Monday, January 19, 2015

the instituted day dream

Because Marx’s opium metaphor has been seen as implying either that religion is simply an hallucination or a supplement to heal the pain of daily life, his more extended idea of the function of religion, and indeed its genesis, has been cast in the shadow. There are those who have picked up in Marx a certain complicating tendency that changes this story – notably, Ernst Bloch. Bloch, in The Principle of Hope, emphasized the fact that ordinary thinking is often not the kind of closeted reflection we find in philosophy: it is, instead, day dreaming. One could say that, religion, for Marx, in as much as it stems from a vulgar, popular impulse, is day dreaming writ large. It deals, as ordinary calculative thought does not, with the real media in which human life takes its shape and movement:
“Man, that is to say, the world of persons, state, society. This state, this society produces religion, an inverted book of world consciousness, because it is an inverted world. Region is the general theory of this world, its encyclopedic compendium, its logic in popular form, its spiritualized point d’honneur, its enthusiasm, its moral sanction, its holiday expansion, its general grounds of comfort and justification.
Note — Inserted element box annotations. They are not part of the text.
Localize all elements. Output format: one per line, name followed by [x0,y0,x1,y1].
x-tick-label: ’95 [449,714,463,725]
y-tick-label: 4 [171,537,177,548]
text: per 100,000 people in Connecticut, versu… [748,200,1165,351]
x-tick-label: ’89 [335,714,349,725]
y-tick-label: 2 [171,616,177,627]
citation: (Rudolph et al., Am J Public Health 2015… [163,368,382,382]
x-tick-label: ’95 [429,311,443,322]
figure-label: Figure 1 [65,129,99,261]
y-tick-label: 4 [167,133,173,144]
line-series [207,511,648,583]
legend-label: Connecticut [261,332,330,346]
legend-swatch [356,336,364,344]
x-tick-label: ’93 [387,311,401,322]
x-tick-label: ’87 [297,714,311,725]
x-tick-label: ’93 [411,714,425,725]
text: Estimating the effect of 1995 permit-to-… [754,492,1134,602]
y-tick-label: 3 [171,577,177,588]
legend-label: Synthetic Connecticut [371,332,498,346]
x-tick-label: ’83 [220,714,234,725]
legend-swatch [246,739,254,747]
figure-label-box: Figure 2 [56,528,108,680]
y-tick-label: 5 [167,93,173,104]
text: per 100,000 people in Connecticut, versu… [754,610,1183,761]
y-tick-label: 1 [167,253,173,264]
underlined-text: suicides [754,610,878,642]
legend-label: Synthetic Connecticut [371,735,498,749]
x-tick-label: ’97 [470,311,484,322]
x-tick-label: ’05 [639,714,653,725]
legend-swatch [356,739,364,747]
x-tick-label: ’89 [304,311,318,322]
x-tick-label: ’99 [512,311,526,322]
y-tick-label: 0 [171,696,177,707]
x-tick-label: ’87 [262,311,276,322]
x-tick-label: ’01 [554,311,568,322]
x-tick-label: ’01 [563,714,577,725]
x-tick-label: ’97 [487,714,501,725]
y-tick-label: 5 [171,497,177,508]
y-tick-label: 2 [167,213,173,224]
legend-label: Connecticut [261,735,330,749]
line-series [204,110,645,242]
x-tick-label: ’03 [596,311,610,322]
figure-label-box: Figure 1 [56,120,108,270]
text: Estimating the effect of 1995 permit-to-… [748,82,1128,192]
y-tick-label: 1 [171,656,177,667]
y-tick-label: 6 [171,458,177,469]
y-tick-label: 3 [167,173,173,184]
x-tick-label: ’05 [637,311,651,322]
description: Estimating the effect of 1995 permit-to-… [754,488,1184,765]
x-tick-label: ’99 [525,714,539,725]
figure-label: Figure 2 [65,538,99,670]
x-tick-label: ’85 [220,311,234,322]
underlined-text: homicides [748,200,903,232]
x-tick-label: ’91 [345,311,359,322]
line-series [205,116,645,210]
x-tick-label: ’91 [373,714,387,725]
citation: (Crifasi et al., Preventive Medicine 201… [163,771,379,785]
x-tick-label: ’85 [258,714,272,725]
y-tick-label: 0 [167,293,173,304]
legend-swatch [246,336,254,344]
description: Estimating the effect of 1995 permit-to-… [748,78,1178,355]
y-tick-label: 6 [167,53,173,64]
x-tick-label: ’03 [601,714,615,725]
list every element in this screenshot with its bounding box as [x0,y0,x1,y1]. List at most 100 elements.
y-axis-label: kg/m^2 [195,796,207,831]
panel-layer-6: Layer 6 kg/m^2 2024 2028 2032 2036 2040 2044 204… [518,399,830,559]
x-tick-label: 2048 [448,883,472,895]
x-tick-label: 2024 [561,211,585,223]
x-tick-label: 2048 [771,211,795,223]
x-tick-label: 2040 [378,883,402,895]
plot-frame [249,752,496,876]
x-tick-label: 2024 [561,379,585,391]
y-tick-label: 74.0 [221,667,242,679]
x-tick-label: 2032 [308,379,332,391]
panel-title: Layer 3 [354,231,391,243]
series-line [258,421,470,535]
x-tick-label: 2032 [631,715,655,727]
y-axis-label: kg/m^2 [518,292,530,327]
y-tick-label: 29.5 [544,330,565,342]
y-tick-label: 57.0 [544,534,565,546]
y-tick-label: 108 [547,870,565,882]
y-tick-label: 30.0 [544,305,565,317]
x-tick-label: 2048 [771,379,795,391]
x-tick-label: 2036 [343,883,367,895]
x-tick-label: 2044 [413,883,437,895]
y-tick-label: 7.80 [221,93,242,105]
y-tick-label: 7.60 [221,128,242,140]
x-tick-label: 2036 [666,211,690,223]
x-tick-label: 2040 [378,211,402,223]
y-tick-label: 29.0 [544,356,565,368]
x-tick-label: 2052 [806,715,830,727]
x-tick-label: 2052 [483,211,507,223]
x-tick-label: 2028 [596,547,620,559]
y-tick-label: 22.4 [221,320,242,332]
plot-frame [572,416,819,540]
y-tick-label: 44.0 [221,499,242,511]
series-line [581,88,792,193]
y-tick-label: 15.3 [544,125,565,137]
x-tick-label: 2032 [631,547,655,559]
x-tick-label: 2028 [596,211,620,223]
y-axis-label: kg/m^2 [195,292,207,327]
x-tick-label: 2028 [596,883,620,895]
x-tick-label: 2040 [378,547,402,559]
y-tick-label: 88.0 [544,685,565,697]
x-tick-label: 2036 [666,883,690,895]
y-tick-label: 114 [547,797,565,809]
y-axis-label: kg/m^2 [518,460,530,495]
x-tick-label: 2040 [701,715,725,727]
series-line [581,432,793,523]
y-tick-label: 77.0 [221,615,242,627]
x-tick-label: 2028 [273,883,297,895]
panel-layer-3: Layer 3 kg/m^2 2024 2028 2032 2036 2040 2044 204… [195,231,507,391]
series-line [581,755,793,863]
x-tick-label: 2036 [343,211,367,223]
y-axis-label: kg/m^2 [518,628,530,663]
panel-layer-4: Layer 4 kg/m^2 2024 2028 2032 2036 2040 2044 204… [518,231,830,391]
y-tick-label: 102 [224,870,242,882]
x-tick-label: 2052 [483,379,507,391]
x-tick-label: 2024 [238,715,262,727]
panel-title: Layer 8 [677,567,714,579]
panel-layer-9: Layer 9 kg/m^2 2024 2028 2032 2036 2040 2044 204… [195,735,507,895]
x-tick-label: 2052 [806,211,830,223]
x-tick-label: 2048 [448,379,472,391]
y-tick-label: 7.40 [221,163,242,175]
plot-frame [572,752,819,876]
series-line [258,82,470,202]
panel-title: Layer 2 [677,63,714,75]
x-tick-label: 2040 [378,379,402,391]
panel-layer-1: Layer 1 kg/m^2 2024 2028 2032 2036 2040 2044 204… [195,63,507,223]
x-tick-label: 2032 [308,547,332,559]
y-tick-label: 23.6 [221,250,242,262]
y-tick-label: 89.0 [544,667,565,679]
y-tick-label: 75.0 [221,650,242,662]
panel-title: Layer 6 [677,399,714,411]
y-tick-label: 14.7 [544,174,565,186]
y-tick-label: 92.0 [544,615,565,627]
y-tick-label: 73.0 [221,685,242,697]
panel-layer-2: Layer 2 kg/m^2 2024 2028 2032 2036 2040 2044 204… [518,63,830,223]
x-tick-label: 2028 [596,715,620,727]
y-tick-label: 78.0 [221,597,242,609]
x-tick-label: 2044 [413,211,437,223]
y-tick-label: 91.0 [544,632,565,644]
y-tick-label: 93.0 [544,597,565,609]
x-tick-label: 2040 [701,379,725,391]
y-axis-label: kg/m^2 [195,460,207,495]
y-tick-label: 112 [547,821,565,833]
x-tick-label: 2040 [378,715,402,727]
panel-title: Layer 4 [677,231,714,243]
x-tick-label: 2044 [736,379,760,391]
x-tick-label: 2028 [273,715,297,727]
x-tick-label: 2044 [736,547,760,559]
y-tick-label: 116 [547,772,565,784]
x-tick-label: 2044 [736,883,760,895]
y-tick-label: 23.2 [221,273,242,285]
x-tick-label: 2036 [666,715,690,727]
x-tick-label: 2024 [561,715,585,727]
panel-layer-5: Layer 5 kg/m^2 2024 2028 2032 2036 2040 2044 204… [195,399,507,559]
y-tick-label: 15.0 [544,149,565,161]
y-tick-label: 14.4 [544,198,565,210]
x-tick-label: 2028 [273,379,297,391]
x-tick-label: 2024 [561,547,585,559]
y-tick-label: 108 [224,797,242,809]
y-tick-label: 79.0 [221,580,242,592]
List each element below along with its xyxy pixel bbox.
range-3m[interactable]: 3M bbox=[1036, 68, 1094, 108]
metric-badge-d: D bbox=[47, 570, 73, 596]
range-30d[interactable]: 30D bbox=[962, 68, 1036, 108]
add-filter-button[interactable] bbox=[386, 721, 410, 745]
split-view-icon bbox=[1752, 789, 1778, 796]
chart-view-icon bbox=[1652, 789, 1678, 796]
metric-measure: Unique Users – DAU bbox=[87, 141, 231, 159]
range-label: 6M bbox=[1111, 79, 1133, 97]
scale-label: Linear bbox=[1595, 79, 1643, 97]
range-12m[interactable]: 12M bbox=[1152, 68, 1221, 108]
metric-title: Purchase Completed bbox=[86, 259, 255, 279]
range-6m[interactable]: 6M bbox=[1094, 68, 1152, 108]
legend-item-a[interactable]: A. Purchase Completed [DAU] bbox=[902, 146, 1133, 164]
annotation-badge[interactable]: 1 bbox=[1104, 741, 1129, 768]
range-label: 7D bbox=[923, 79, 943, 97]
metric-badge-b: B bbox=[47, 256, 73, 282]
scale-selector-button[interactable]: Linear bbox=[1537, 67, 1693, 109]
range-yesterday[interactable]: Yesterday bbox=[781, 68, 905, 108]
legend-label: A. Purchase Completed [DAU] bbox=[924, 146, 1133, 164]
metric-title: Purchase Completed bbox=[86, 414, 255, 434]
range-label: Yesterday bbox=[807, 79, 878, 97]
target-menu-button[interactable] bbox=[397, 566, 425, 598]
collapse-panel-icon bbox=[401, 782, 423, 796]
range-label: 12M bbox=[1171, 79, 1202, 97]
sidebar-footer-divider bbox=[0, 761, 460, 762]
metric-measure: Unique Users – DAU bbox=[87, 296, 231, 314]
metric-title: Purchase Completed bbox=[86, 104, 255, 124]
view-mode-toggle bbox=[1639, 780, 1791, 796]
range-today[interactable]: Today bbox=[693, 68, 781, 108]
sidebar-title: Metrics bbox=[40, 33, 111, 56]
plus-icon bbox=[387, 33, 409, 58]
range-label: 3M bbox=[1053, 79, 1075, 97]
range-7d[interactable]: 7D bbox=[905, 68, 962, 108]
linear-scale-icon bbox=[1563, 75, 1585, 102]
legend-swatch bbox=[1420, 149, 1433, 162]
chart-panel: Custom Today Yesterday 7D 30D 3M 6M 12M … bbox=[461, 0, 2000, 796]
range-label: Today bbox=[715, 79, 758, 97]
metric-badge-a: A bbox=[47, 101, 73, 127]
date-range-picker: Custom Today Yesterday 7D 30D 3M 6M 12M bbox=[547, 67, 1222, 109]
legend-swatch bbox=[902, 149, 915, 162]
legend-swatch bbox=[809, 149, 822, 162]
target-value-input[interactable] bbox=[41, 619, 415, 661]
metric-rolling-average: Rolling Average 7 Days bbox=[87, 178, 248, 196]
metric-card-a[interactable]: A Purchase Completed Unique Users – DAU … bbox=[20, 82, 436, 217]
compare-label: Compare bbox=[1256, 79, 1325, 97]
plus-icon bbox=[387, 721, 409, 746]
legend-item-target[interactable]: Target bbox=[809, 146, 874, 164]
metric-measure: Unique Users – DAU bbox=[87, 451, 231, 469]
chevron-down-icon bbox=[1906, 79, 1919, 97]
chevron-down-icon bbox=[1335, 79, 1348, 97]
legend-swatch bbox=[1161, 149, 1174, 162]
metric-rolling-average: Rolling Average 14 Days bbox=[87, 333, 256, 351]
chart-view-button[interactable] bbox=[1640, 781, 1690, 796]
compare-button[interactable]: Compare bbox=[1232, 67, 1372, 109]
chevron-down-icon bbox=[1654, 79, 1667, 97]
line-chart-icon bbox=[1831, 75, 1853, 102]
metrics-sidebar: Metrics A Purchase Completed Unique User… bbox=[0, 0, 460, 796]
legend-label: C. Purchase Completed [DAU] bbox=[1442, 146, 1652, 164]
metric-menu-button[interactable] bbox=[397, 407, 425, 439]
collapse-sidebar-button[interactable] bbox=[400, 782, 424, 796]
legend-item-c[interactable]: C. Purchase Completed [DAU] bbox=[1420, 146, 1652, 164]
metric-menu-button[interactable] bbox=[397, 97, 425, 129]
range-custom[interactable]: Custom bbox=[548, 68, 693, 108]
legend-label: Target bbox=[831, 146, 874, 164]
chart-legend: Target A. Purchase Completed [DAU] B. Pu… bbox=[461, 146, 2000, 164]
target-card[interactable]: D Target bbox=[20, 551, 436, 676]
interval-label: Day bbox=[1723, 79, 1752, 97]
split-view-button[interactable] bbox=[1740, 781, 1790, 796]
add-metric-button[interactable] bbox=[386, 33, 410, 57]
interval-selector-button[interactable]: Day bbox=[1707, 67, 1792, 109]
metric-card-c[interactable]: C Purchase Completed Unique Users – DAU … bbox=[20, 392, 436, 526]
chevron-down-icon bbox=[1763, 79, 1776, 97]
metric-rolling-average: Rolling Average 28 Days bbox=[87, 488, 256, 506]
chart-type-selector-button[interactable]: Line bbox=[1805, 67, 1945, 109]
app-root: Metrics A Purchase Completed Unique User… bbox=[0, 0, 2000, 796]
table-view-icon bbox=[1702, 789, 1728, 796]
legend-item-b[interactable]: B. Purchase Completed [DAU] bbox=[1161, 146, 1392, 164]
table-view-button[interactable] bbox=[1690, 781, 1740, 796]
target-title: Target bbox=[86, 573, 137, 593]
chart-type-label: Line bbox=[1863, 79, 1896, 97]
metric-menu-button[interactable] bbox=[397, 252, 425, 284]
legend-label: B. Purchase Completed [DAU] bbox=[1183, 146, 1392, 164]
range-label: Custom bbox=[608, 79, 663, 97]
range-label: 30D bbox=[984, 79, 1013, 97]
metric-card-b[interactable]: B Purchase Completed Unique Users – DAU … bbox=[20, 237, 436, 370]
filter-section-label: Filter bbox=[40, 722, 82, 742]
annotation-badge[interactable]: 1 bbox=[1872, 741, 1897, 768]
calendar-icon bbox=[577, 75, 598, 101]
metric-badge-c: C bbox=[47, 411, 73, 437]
It is the fantasmatic realization of the human essense, because the human essence possesses no true reality.”
These terms give us a much larger field to work with in relation to religion. If religion is the inverted world, the secret critique of the real world, it is also frozen forever in that position. This is the meaning of the fact that the fantasmagoric realization of the human essence is the realization of the human essence because the human essence possesses no true reality.
In order, however, to accomplish the work of disenchantment that Marx – all too hastily – thinks is the necessary accompaniment to abolishing a set of circumstances that make illusion necessary – that make happiness dependent on illusion – one has to turn to history, and in particular, that part of human history which describes the transition from the pre-modern to the modern. It is this theme in the critique that bears reflection, because what Marx says here both about the modern and the pre-modern has not lost its relevance because we have twisted the knobs and produced the post-modern.